もしそのまま辞めてしまっていたら、私はとても後悔したと思います。

その後もそのホテルには仕事で入り、誠意を持って仕事に取り組んだところ、かなり好印象を持ってくれた様子で、大事な仕事も次第に任されるようになりました。

私の経験からですが、何か失敗をしてしまったら、まず素直に心から謝ることが大事です。そして逃げない事。そこから逃げてしまったら後悔するのは自分です。

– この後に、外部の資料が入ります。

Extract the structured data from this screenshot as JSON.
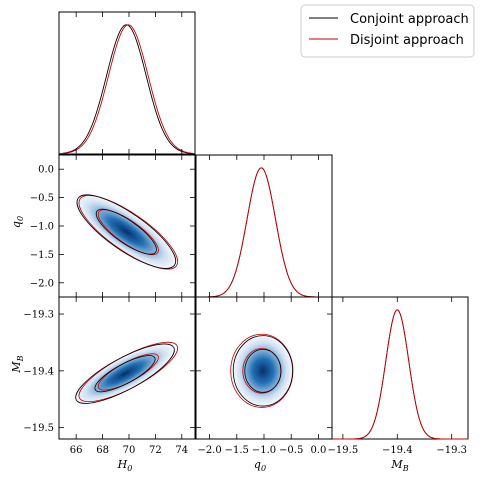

私はこのアルバイトで稼いだ資金で海外に短期留学するのを目標にしており、何とか大学3年生の時に実現することができました。もちろん自分の失敗で逃げていたらこの夢は叶わなかったと思います。

社会人になってからも失敗は数知れずですが、この時の経験はかなり私の中で生かすことができています。失敗から学ぶことが多いのも事実です。そこから何が必要なのか、何をすべきなのか、学んでいけばいいと思います。

そして2度同じ失敗をしないこと。経験はどこかで必ず役に立ってくれます。以上、私の失敗が参考になれば幸いです。